Cable TV came to our neighbourhood in the late 90s and our family switched to Cable and Wireless. I loved the way we could have the cable channels in every room in the house just for £5 extra more per room and the way that the signal was not affected by the weather. Cable and Wireless later merged with NTL which in turn was acquired by Virgin Media in 2006.
Being the geek that I was, I also tried the alternatives to Sky and cable. There were companies who offered pay channels without the need for satellite or cable, but by using an existing TV aerial. ONDigital was the first to offer such a service, later rebranded as ITV Digital. The service did not take off and was replaced by Freeview which offered extra channels for free – via a special box and aerial. Freeview was a success – the idea of a one-off payment for a box for a bunch of free channels had plenty of appeal. Top Up TV emerged in 2004. It was essentially a Freeview box with the option to add paid channels and a video-on-demand service. It lasted until 2013.

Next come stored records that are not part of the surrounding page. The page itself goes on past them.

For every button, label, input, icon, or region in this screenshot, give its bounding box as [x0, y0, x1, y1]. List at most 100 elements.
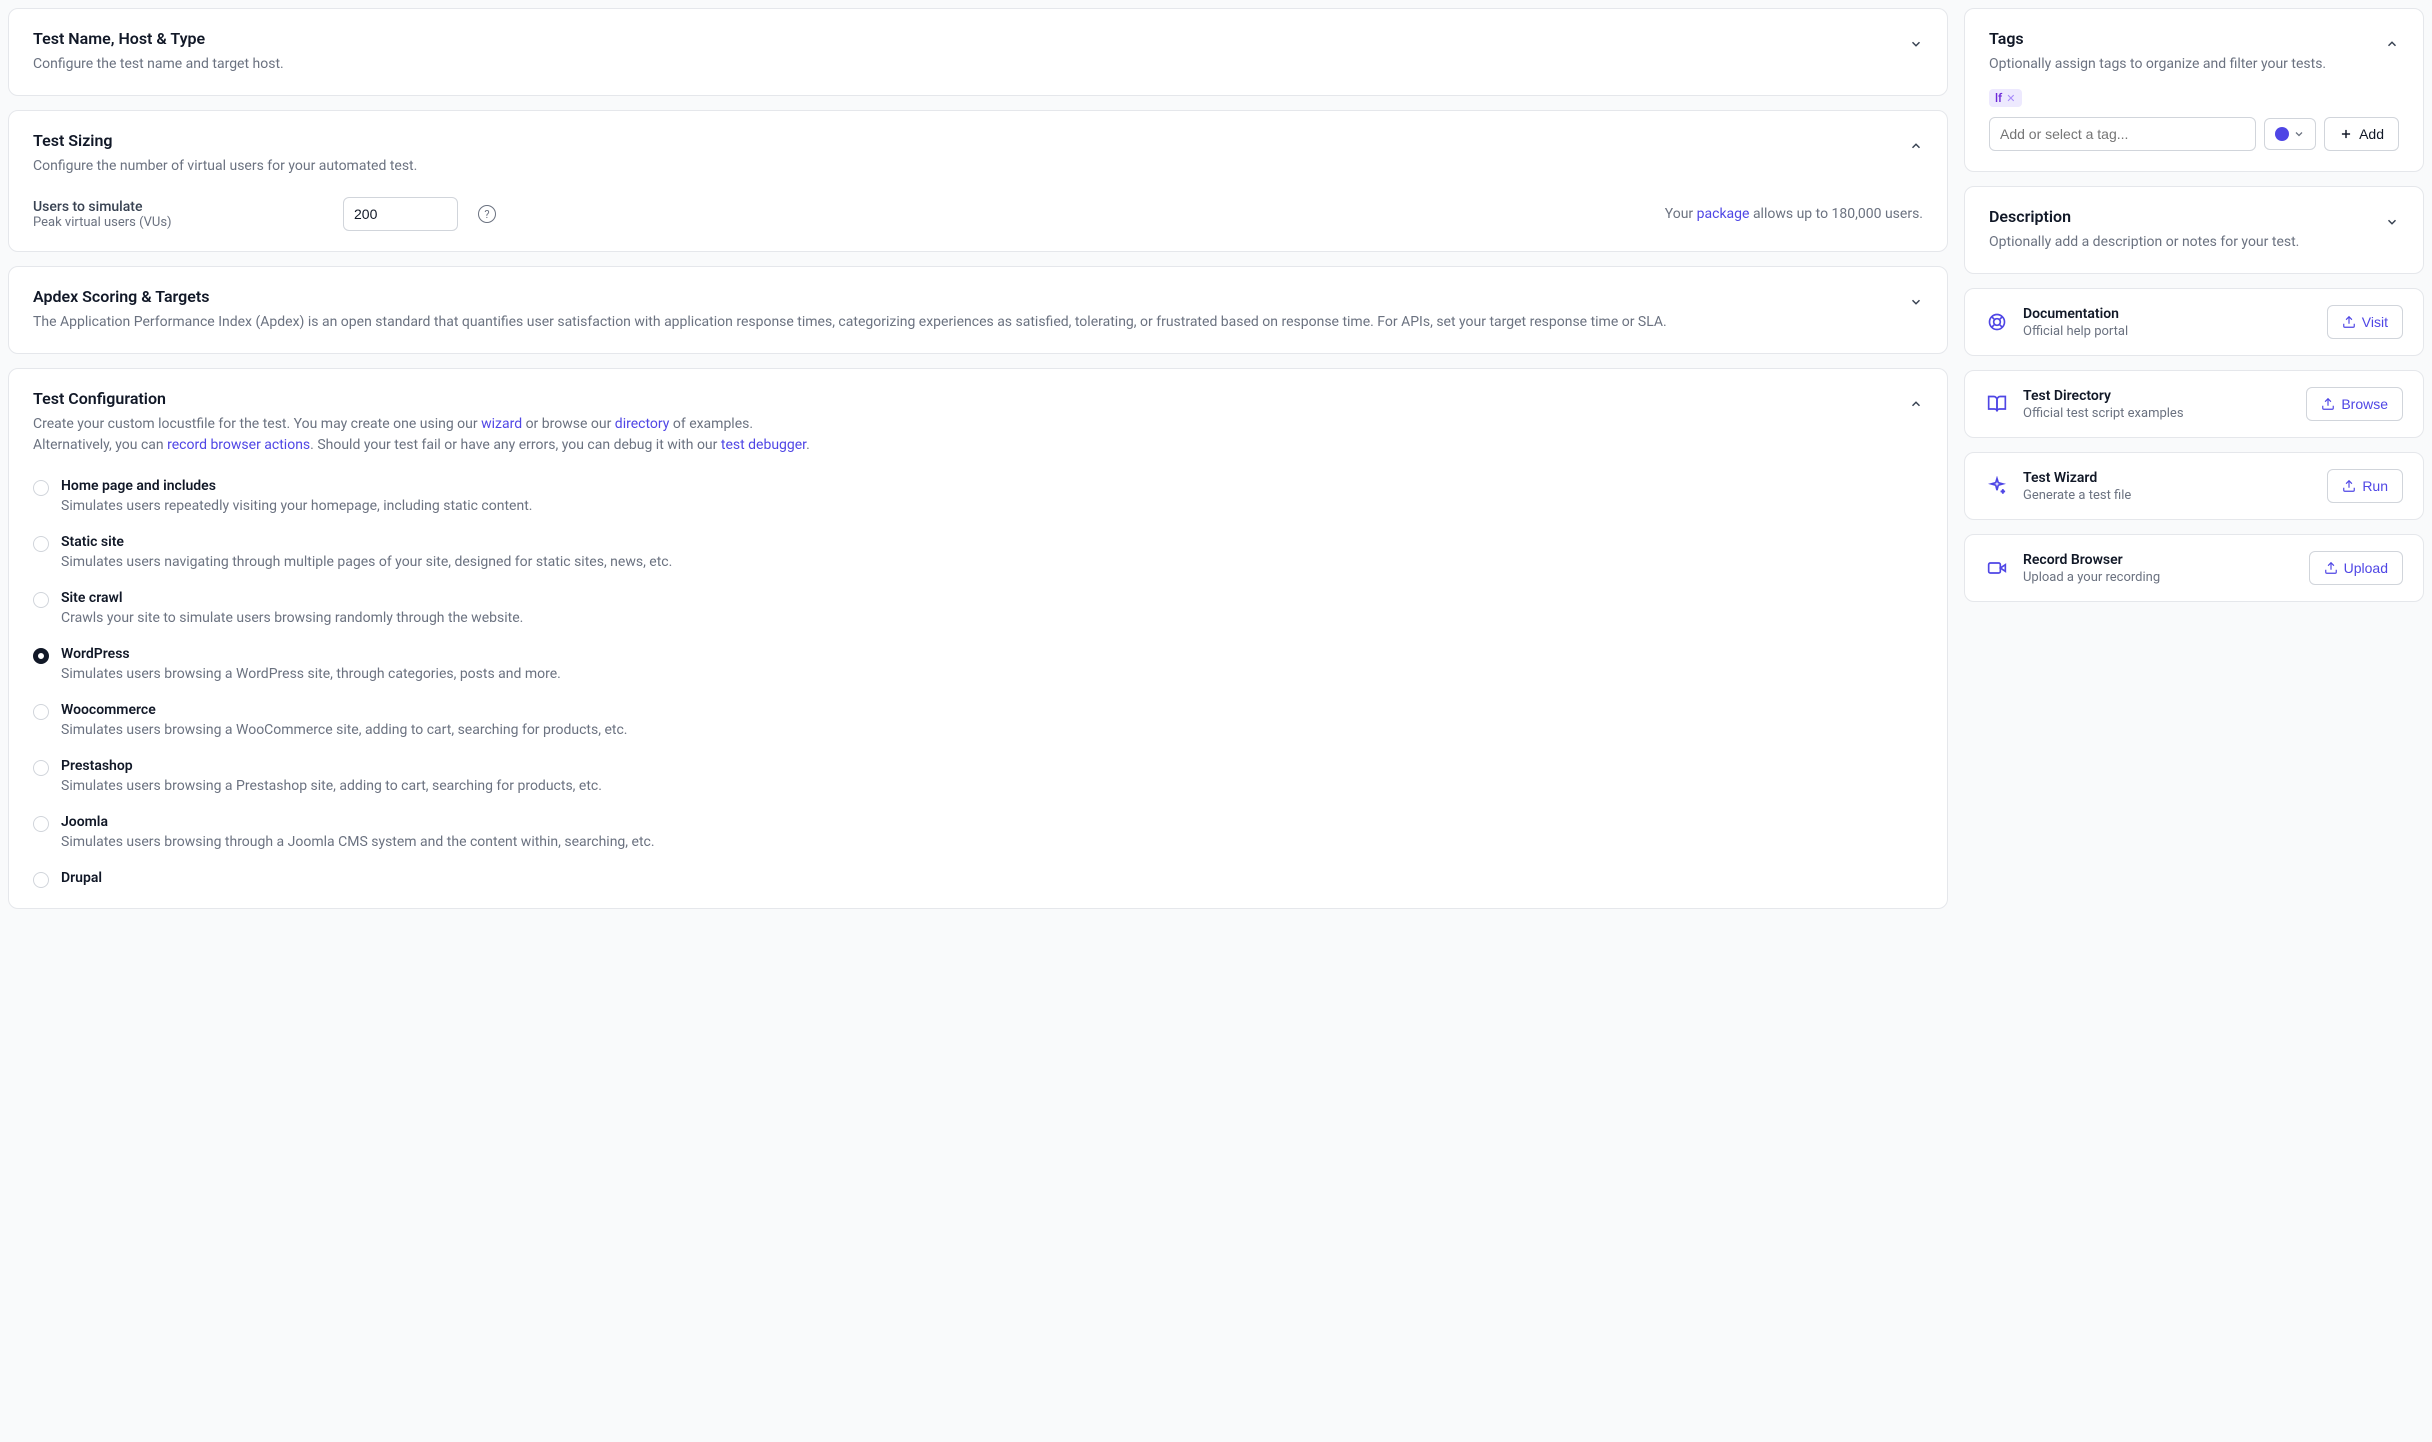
section-subtitle: Configure the test name and target host.: [33, 54, 284, 75]
resource-title: Test Wizard: [2023, 470, 2313, 486]
resource-desc: Official test script examples: [2023, 406, 2292, 421]
section-subtitle: Configure the number of virtual users fo…: [33, 156, 417, 177]
radio-icon: [33, 480, 49, 496]
resource-title: Test Directory: [2023, 388, 2292, 404]
record-link[interactable]: record browser actions: [167, 437, 310, 453]
tag-input[interactable]: [1989, 117, 2256, 151]
test-config-section: Test Configuration Create your custom lo…: [8, 368, 1948, 909]
video-icon: [1985, 556, 2009, 580]
config-option[interactable]: Woocommerce Simulates users browsing a Wo…: [33, 702, 1923, 738]
resource-card: Test Wizard Generate a test file Run: [1964, 452, 2424, 520]
description-header[interactable]: Description Optionally add a description…: [1989, 207, 2399, 253]
test-sizing-section: Test Sizing Configure the number of virt…: [8, 110, 1948, 252]
upload-icon: [2324, 561, 2338, 575]
option-label: Joomla: [61, 814, 655, 830]
wizard-link[interactable]: wizard: [481, 416, 522, 432]
chevron-down-icon: [2293, 128, 2305, 140]
chevron-down-icon: [2385, 215, 2399, 229]
test-name-header[interactable]: Test Name, Host & Type Configure the tes…: [33, 29, 1923, 75]
radio-icon: [33, 592, 49, 608]
option-label: Prestashop: [61, 758, 602, 774]
sparkle-icon: [1985, 474, 2009, 498]
config-option[interactable]: Static site Simulates users navigating th…: [33, 534, 1923, 570]
radio-icon: [33, 648, 49, 664]
remove-tag-icon[interactable]: ✕: [2006, 92, 2015, 105]
section-subtitle: Optionally assign tags to organize and f…: [1989, 54, 2326, 75]
config-option[interactable]: WordPress Simulates users browsing a Word…: [33, 646, 1923, 682]
package-link[interactable]: package: [1697, 206, 1750, 222]
resource-card: Test Directory Official test script exam…: [1964, 370, 2424, 438]
option-desc: Simulates users browsing a WooCommerce s…: [61, 722, 627, 738]
section-title: Apdex Scoring & Targets: [33, 287, 1667, 306]
upload-icon: [2342, 479, 2356, 493]
section-subtitle: Optionally add a description or notes fo…: [1989, 232, 2299, 253]
option-desc: Simulates users repeatedly visiting your…: [61, 498, 532, 514]
config-option[interactable]: Site crawlCrawls your site to simulate u…: [33, 590, 1923, 626]
option-label: Static site: [61, 534, 672, 550]
radio-icon: [33, 872, 49, 888]
test-name-section: Test Name, Host & Type Configure the tes…: [8, 8, 1948, 96]
plus-icon: [2339, 127, 2353, 141]
resource-action-button[interactable]: Upload: [2309, 551, 2403, 585]
option-desc: Simulates users browsing through a Jooml…: [61, 834, 655, 850]
chevron-down-icon: [1909, 37, 1923, 51]
add-tag-button[interactable]: Add: [2324, 117, 2399, 151]
section-title: Tags: [1989, 29, 2326, 48]
test-config-header[interactable]: Test Configuration Create your custom lo…: [33, 389, 1923, 456]
directory-link[interactable]: directory: [615, 416, 670, 432]
apdex-section: Apdex Scoring & Targets The Application …: [8, 266, 1948, 354]
option-label: Drupal: [61, 870, 102, 886]
tag-chip[interactable]: lf ✕: [1989, 89, 2022, 107]
section-title: Description: [1989, 207, 2299, 226]
chevron-up-icon: [1909, 139, 1923, 153]
resource-title: Documentation: [2023, 306, 2313, 322]
option-label: Site crawl: [61, 590, 523, 606]
apdex-header[interactable]: Apdex Scoring & Targets The Application …: [33, 287, 1923, 333]
option-label: WordPress: [61, 646, 561, 662]
radio-icon: [33, 536, 49, 552]
config-option[interactable]: Joomla Simulates users browsing through a…: [33, 814, 1923, 850]
config-option[interactable]: Home page and includes Simulates users re…: [33, 478, 1923, 514]
book-icon: [1985, 392, 2009, 416]
radio-icon: [33, 816, 49, 832]
resource-action-button[interactable]: Browse: [2306, 387, 2403, 421]
upload-icon: [2342, 315, 2356, 329]
users-label: Users to simulate: [33, 199, 323, 215]
upload-icon: [2321, 397, 2335, 411]
test-sizing-header[interactable]: Test Sizing Configure the number of virt…: [33, 131, 1923, 177]
resource-action-button[interactable]: Visit: [2327, 305, 2403, 339]
allowance-text: Your package allows up to 180,000 users.: [1665, 206, 1923, 222]
color-swatch-icon: [2275, 127, 2289, 141]
section-subtitle: Create your custom locustfile for the te…: [33, 414, 810, 456]
description-section: Description Optionally add a description…: [1964, 186, 2424, 274]
users-input[interactable]: [343, 197, 458, 231]
radio-icon: [33, 704, 49, 720]
resource-desc: Official help portal: [2023, 324, 2313, 339]
resource-action-button[interactable]: Run: [2327, 469, 2403, 503]
option-desc: Simulates users navigating through multi…: [61, 554, 672, 570]
section-title: Test Configuration: [33, 389, 810, 408]
option-label: Home page and includes: [61, 478, 532, 494]
option-desc: Simulates users browsing a WordPress sit…: [61, 666, 561, 682]
color-picker[interactable]: [2264, 118, 2316, 150]
tag-label: lf: [1995, 91, 2002, 105]
resource-card: Documentation Official help portal Visit: [1964, 288, 2424, 356]
debugger-link[interactable]: test debugger: [721, 437, 806, 453]
section-subtitle: The Application Performance Index (Apdex…: [33, 312, 1667, 333]
resource-desc: Generate a test file: [2023, 488, 2313, 503]
chevron-down-icon: [1909, 295, 1923, 309]
config-option[interactable]: Drupal: [33, 870, 1923, 888]
chevron-up-icon: [2385, 37, 2399, 51]
resource-desc: Upload a your recording: [2023, 570, 2295, 585]
help-icon[interactable]: ?: [478, 205, 496, 223]
resource-title: Record Browser: [2023, 552, 2295, 568]
tags-section: Tags Optionally assign tags to organize …: [1964, 8, 2424, 172]
resource-card: Record Browser Upload a your recording U…: [1964, 534, 2424, 602]
tags-header[interactable]: Tags Optionally assign tags to organize …: [1989, 29, 2399, 75]
section-title: Test Name, Host & Type: [33, 29, 284, 48]
config-option[interactable]: PrestashopSimulates users browsing a Pre…: [33, 758, 1923, 794]
radio-icon: [33, 760, 49, 776]
option-label: Woocommerce: [61, 702, 627, 718]
users-help: Peak virtual users (VUs): [33, 215, 323, 230]
section-title: Test Sizing: [33, 131, 417, 150]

The world of TV changed even more with the advent of the internet. The terrestrial channels, beginning with the BBC, started to offer access to their programmes online. Netflix and other streaming services were introduced. People were no longer at the mercy of TV schedules. Viewers could watch their favourite shows when it suited them. The idea of “binge watching” was born when someone can watch a season of his favourite show in one sitting.
This is how I watch my shows now: online. In the 80s, the UK would get the watch American shows several months after they had been broadcast in the US. But now, the whole world can watch the same episode at around the same time. Access to television shows is immediate and on demand. Waiting is obsolete. Watching TV has become a universal experience.